# Encores - Standard Where You Live?



## bharbeke (Mar 4, 2013)

At the Phoenix Symphony, the union rules for the orchestra are such that they get paid a substantial amount more if the concert running time exceeds 2 hours and 30 minutes. Accordingly, encores are extremely rare, even when world class soloists are in town. I have only seen one in the last 10 years myself; the soloist on Gershwin's Rhapsody in Blue did an encore of Billy Joel's "Scenes From an Italian Restaurant."

What is it like where you live? Are these same union rules in effect elsewhere in the US? What is it like for our TC friends all over the world?


----------



## mbhaub (Dec 2, 2016)

bharbeke said:


> At the Phoenix Symphony, the union rules for the orchestra are such that they get paid a substantial amount more if the concert running time exceeds 2 hours and 30 minutes. Accordingly, encores are extremely rare, even when world class soloists are in town. I have only seen one in the last 10 years myself; the soloist on Gershwin's Rhapsody in Blue did an encore of Billy Joel's "Scenes From an Italian Restaurant."
> 
> What is it like where you live? Are these same union rules in effect elsewhere in the US? What is it like for our TC friends all over the world?

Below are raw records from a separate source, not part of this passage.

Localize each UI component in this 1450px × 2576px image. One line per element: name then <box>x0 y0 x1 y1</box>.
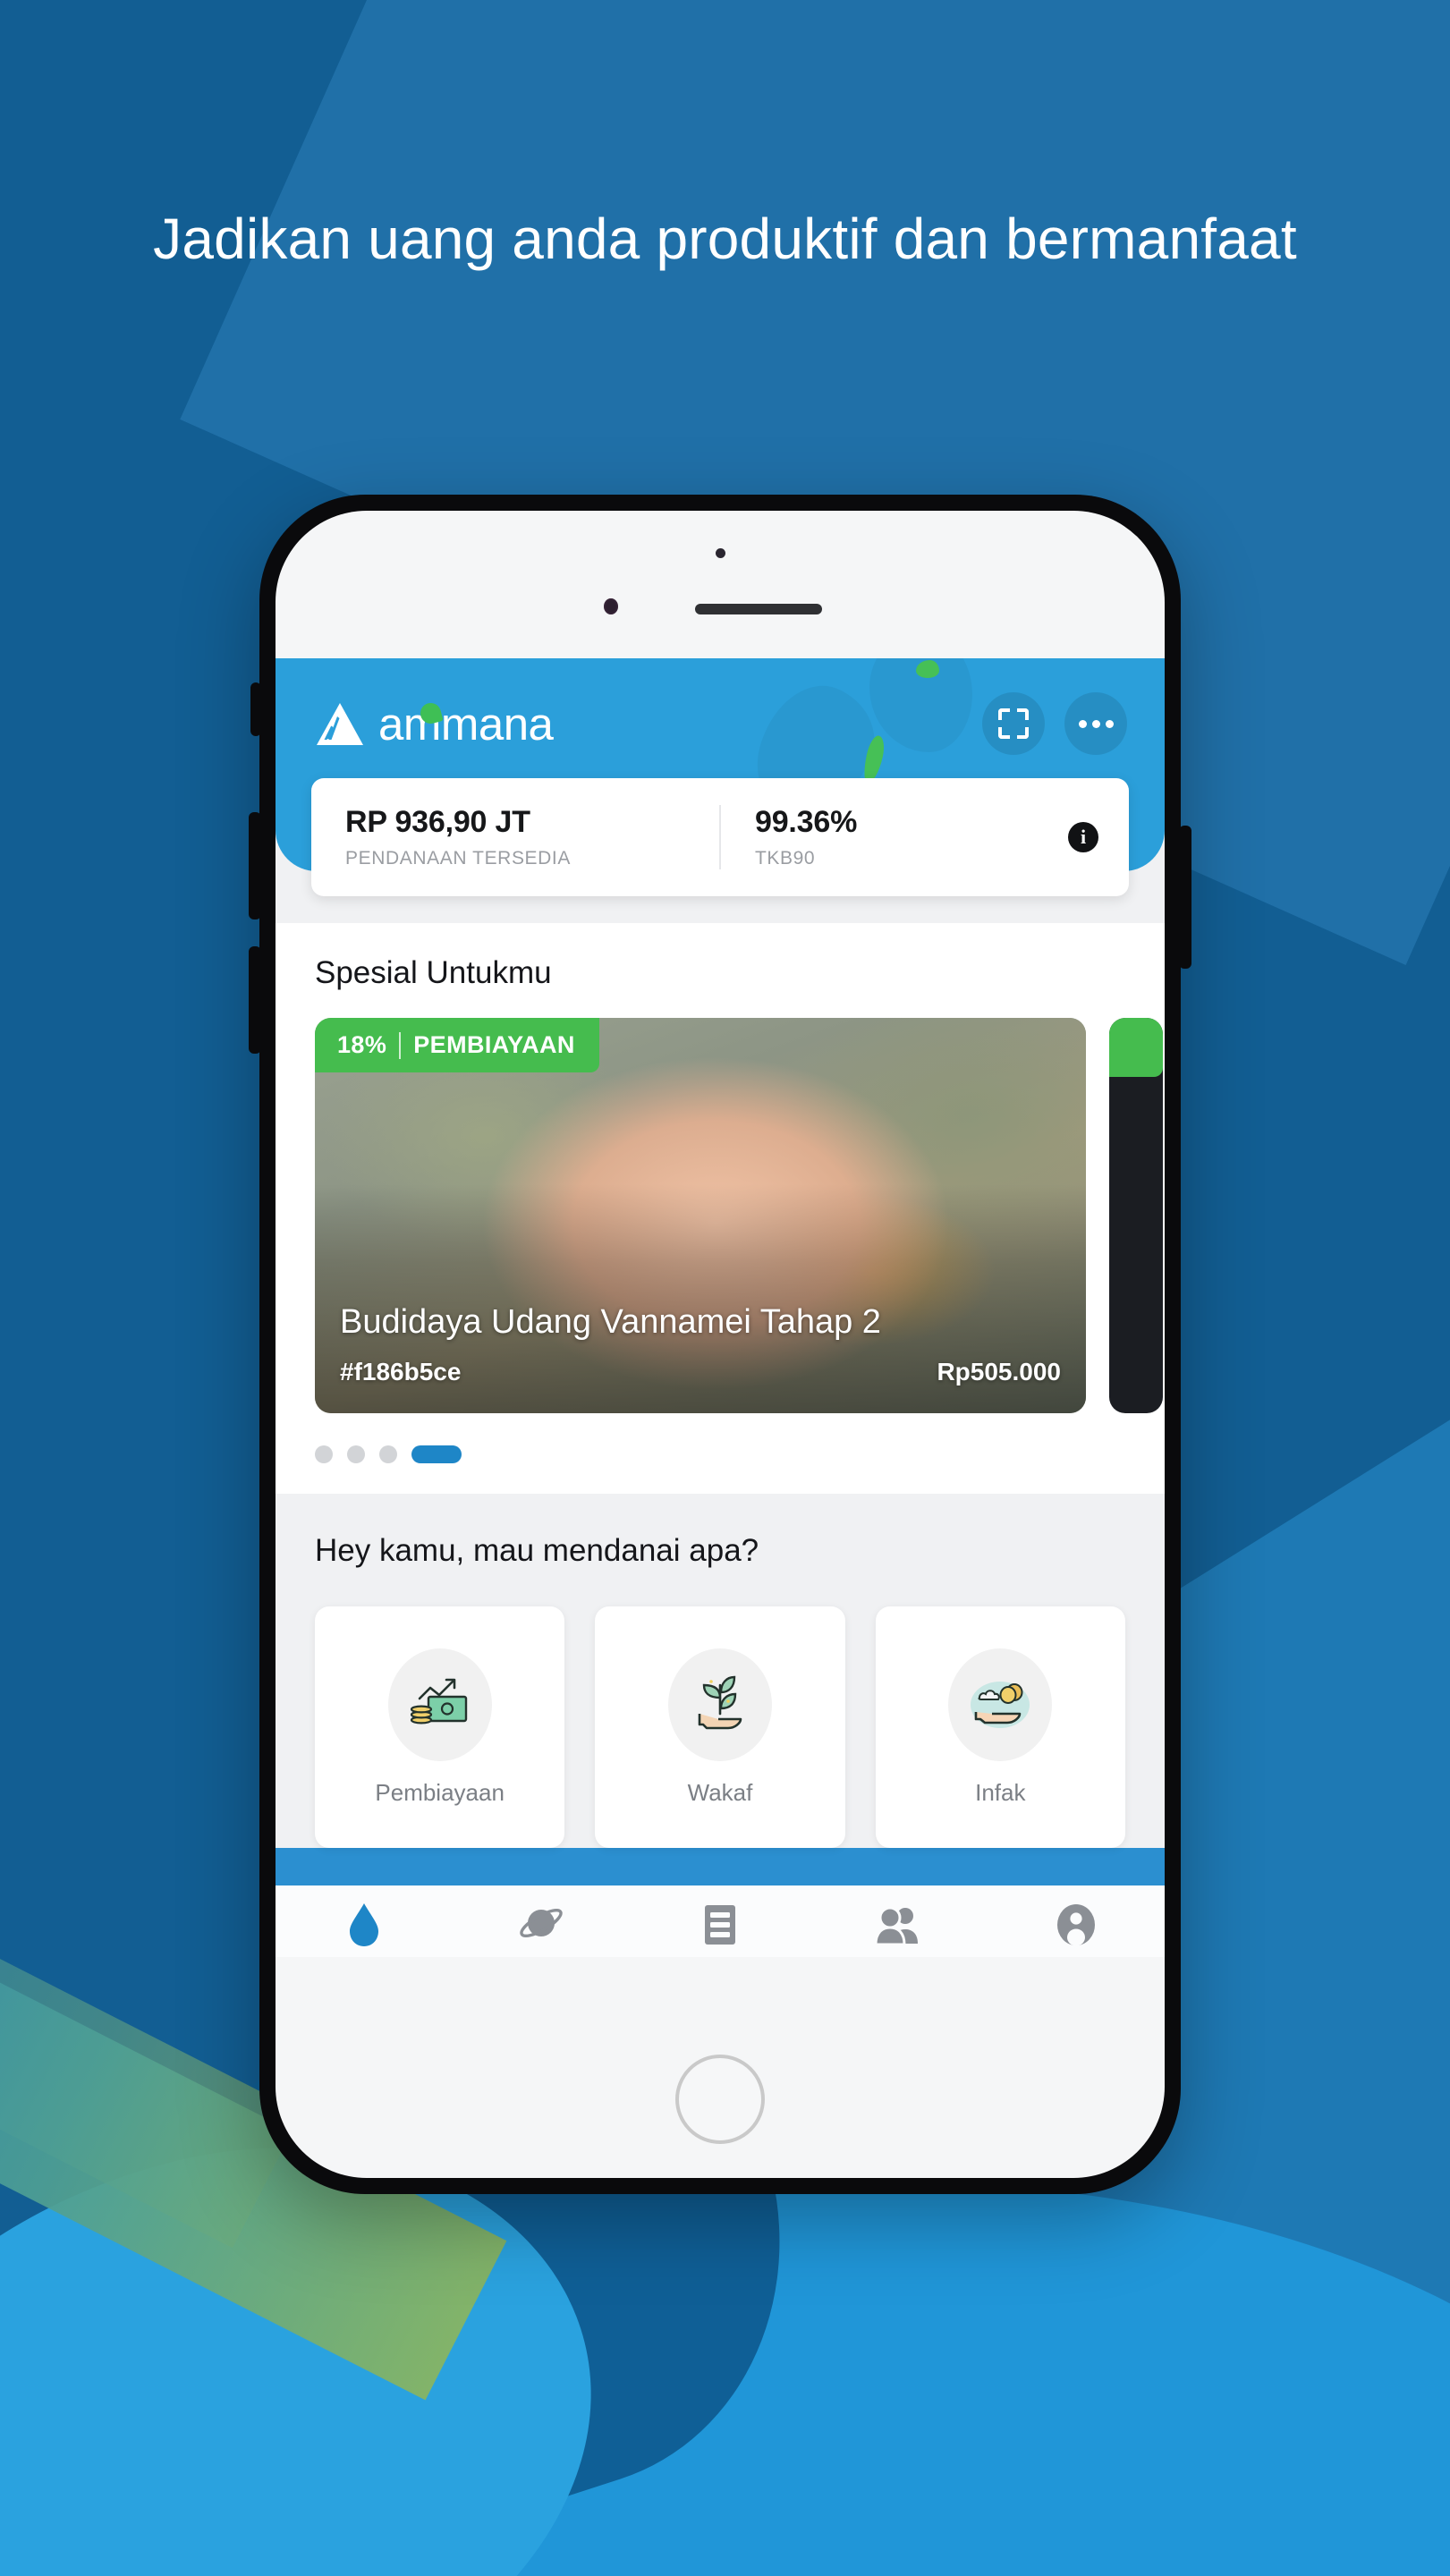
earpiece-speaker <box>695 604 822 614</box>
phone-power-button[interactable] <box>1179 826 1191 969</box>
proximity-sensor-icon <box>716 548 725 558</box>
nav-item-akun[interactable]: Akun <box>987 1901 1165 1957</box>
category-card-pembiayaan[interactable]: Pembiayaan <box>315 1606 565 1848</box>
nav-item-mitra[interactable]: Mitra <box>809 1901 987 1957</box>
brand-logo[interactable]: ammana <box>317 699 554 750</box>
stat-value: RP 936,90 JT <box>345 805 530 839</box>
home-button[interactable] <box>675 2055 765 2144</box>
droplet-icon <box>348 1901 380 1949</box>
promo-text-overlay: Budidaya Udang Vannamei Tahap 2 #f186b5c… <box>315 1303 1086 1413</box>
header-actions <box>982 692 1127 755</box>
category-card-infak[interactable]: Infak <box>875 1606 1125 1848</box>
stat-tkb90[interactable]: 99.36% TKB90 i <box>719 805 1129 869</box>
promo-badge-next <box>1109 1018 1163 1077</box>
promo-code: #f186b5ce <box>340 1358 462 1385</box>
section-title-mendanai: Hey kamu, mau mendanai apa? <box>315 1533 759 1568</box>
carousel-pagination[interactable] <box>276 1413 1165 1494</box>
person-icon <box>1056 1901 1097 1949</box>
phone-mute-switch[interactable] <box>250 682 261 736</box>
planet-icon <box>519 1901 565 1949</box>
section-title-spesial: Spesial Untukmu <box>315 955 552 990</box>
phone-screen: ammana RP 936,90 JT PENDANAAN TERSEDIA 9… <box>276 511 1165 2178</box>
plant-hand-icon <box>667 1648 772 1761</box>
category-label: Wakaf <box>687 1778 753 1806</box>
promo-meta: #f186b5ce Rp505.000 <box>340 1358 1061 1386</box>
promo-price: Rp505.000 <box>937 1358 1061 1385</box>
carousel-dot[interactable] <box>347 1445 365 1463</box>
ammana-mountain-icon <box>317 703 363 745</box>
stat-label: TKB90 <box>755 848 816 869</box>
app-viewport: ammana RP 936,90 JT PENDANAAN TERSEDIA 9… <box>276 658 1165 1957</box>
promo-card-next[interactable] <box>1109 1018 1163 1413</box>
promo-card[interactable]: 18% PEMBIAYAAN Budidaya Udang Vannamei T… <box>315 1018 1086 1413</box>
money-chart-icon <box>387 1648 492 1761</box>
badge-separator <box>399 1031 402 1059</box>
stat-label: PENDANAAN TERSEDIA <box>345 848 571 869</box>
nav-item-for-you[interactable]: For You <box>276 1901 454 1957</box>
promo-rate: 18% <box>337 1031 387 1058</box>
nav-item-portofolio[interactable]: Portofolio <box>632 1901 810 1957</box>
bottom-navigation: For You Discover <box>276 1885 1165 1957</box>
more-icon <box>1078 719 1114 728</box>
document-icon <box>702 1901 738 1949</box>
carousel-dot-active[interactable] <box>411 1445 462 1463</box>
spesial-untukmu-section: Spesial Untukmu 18% PEMBIAYAAN Budidaya … <box>276 923 1165 1494</box>
category-label: Infak <box>975 1778 1026 1806</box>
promo-badge: 18% PEMBIAYAAN <box>315 1018 599 1072</box>
hand-coins-icon <box>948 1648 1053 1761</box>
promo-carousel[interactable]: 18% PEMBIAYAAN Budidaya Udang Vannamei T… <box>276 1018 1165 1413</box>
front-camera-icon <box>604 598 618 614</box>
promo-stage: Jadikan uang anda produktif dan bermanfa… <box>0 0 1450 2576</box>
promo-category: PEMBIAYAAN <box>413 1031 575 1058</box>
promo-title: Budidaya Udang Vannamei Tahap 2 <box>340 1303 881 1341</box>
mendanai-section: Hey kamu, mau mendanai apa? Pembiayaan W… <box>276 1494 1165 1848</box>
header-green-accent-1 <box>916 660 939 678</box>
bottom-blue-strip <box>276 1848 1165 1885</box>
category-card-wakaf[interactable]: Wakaf <box>595 1606 845 1848</box>
more-button[interactable] <box>1064 692 1127 755</box>
category-row: Pembiayaan Wakaf Infak <box>276 1606 1165 1848</box>
brand-logo-text: ammana <box>378 699 554 750</box>
phone-volume-up[interactable] <box>249 812 261 919</box>
nav-item-discover[interactable]: Discover <box>454 1901 632 1957</box>
phone-volume-down[interactable] <box>249 946 261 1054</box>
people-icon <box>874 1901 921 1949</box>
category-label: Pembiayaan <box>375 1778 505 1806</box>
carousel-dot[interactable] <box>379 1445 397 1463</box>
scan-button[interactable] <box>982 692 1045 755</box>
scan-icon <box>998 708 1029 739</box>
stat-pendanaan-tersedia[interactable]: RP 936,90 JT PENDANAAN TERSEDIA <box>311 805 719 869</box>
phone-mockup: ammana RP 936,90 JT PENDANAAN TERSEDIA 9… <box>249 495 1191 2194</box>
page-headline: Jadikan uang anda produktif dan bermanfa… <box>153 207 1297 271</box>
info-icon[interactable]: i <box>1068 822 1098 852</box>
stats-card: RP 936,90 JT PENDANAAN TERSEDIA 99.36% T… <box>311 778 1129 896</box>
carousel-dot[interactable] <box>315 1445 333 1463</box>
stats-zone: RP 936,90 JT PENDANAAN TERSEDIA 99.36% T… <box>276 778 1165 923</box>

I've been going to Phoenix Symphony concerts for 52 years and they have never done encores sadly enough. Only at pops concerts perhaps. BTW, that was an excellent Mahler 1st a couple of weeks ago. Very exciting and frankly much better than the LA Phil with Dudamel when they came to town. I hope Tito can get them reorganized so they can do a Mahler symphony every year; it's been a long, dry spell.


----------



## BBSVK (10 mo ago)

I am in Slovakia and we have encores, especially when stars are visiting, but I don't think the time exceeds 2h 30 mins.


----------



## EdwardBast (Nov 25, 2013)

Soloists with the NY Phil, the Boston Symphony, and other places I've worked routinely performed encores. I think the artistic directors just left time for it when they scheduled the works for the concert so that they wouldn't have to pay overtime. If the audience makes enough noise it's hard to stop.


----------



## Radames (Feb 27, 2013)

About half the time soloists do encores in my experience at concerts ranging from Boston to Albany to Montreal to Ottawa. Mitsuko Uchida didn't encore Beethoven's 5th concerto last week in Boston. We gave her 5 minutes of applause. I remember some pianist playing a Bach encore at some concert. Montreal maybe.


----------